In the weeks immediately following September 11, Kevin Bubriski made four pilgrimages to the World Trade Center site from his home in Vermont to witness and record the impact of the tragedy. Like so many who had experienced the events from a distance, Bubriski was driven to visit Ground Zero in an attempt to come to terms with the horrifying scenes reported on television and in the papers. At the barricades surrounding the site, Bubriski found people experiencing not only a remarkable sense of community, but also the deepest kind of personal reflection on loss and mortality.
Businessmen, teenage friends, families, young lovers, and visitors from around the world approached the site slowly, and eventually came to a full stop, planting their feet firmly as if to keep themselves from wavering or falling. Each visitor then began a moment of quiet reflection, staring off at the mountainous ruins of twisted steel and debris amidst an omnipresent swirl of acidic smoke. It was at this time that the reality of the devastation set in.
“[Bubriski’s] photographs are among the most shattering to come out of the event, and the quietest. By keeping his focus on the stunned faces of individuals within a crowd, he has captured a series of private moments within a mass demonstration of surging, national grief. Everyone in the city during those confusing days will recognize the look and remember the feeling all too well.” —Richard B. Woodward
Photographer Kevin Bubriski did not have the permit to capture the sight, rather he captured individuals reactions, up close, in the surrounding blocks. The collective sorrow is plain to see in the images captured, the first of which was a family, two parents, two children. So many families ripped apart on that tragic day. The ripples will never disappear. Thus follows his ‘pilgrimage’ to Ground Zero and his vision of the people and what they see. The clean images are haunting, presented in black and white.
By the time of his arrival, the clean up had begun, and instead of showing us the mangled steel and physical remains of two iconic buildings, this book is full of people’s reactions. Quiet reflection, some extremely and shockingly personal.
The photographic distance from the buildings, and the medium lenses used, distorted the gravity of the fire. The towers had, in effect, been shrunk to accommodate the format… a small black crack at the top of a building the size of the World Trade Center actually meant a huge three-floors-high-sixty-foot gash..
He is looking at the people looking…
What I didn’t realise was the magnitude of the Towers presence, they were described as science fiction like in scale, and then even more so on September 11. Words such as ‘superhuman skyline of Gotham’. For those buildings to be gone, to be downed in less than thirty seconds is unfathomable.
The perspective that I realised, in my Australian bubble, is that they were 110 stories high, each level the size of a football field. I was only at a football field the other day.

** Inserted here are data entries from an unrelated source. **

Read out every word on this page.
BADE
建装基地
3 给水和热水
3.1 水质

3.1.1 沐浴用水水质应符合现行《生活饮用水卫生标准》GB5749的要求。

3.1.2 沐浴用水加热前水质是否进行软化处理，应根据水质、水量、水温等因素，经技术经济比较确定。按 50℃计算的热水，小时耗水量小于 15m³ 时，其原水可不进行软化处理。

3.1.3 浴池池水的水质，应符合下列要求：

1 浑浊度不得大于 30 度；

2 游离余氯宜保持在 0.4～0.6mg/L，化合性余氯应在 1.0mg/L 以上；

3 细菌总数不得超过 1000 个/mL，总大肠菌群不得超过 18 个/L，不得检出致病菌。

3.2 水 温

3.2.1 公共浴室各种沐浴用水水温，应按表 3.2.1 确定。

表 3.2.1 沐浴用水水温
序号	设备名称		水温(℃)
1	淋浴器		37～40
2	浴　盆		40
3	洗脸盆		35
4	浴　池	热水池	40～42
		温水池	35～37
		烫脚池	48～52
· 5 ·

My goodness.
These images taken showed a close glimpse to the quiet nature of this book, to be absorbed in an entirely different way to other books that show the physical destruction. Seeing individuals’ reactions was to me very surreal, and gave me an understanding, even very slight, of what they had in their heart at that given moment in time. Some going about their daily business, and others making their very own pilgrimage.
A lady holding her mittened hand over her mouth, a little girl on her dad's shoulders both with anguished faces, a couple embracing; the woman tucked into her man's chest, head hidden. This makes me feel very sad and burdened, twenty years later, on another continent.
I saw a lady crying, it made me cry. I will continue on with my pursuit of learning about this time in the world, and will visit New York one day.
I pulled this off my shelf on the 13th Anniversary of September 11th. Instead of being photographs of ground zero, this book contains black and white photographs of people, people who are looking at ground zero. There are no scenes of the destruction itself, and all we see are the looks in the people's faces who are viewing it.
The book says all of these photographs were taken at ground zero starting two weeks after the attacks, through December of that years. So this was just a 3 months period, when it was all fresh. What I see in these photos are people of all ages, races, religions, backgrounds. And the emotions that show on their faces run the gamut of levels of shock, disbelief, despair, and sadness.
A thought provoking photo book, that documents a time in American history.
Simple but effective. Photos are only of various people looking at Ground Zero on 9/11, but the faces spoke to the numbness and disbelief that many Americans felt on that tragic day. Most of the people photographed looked simply stunned and looking back almost 20 years later that was comparable to the feelings that almost everyone outside of New York experienced when we turned on our TV on that horrible day in September.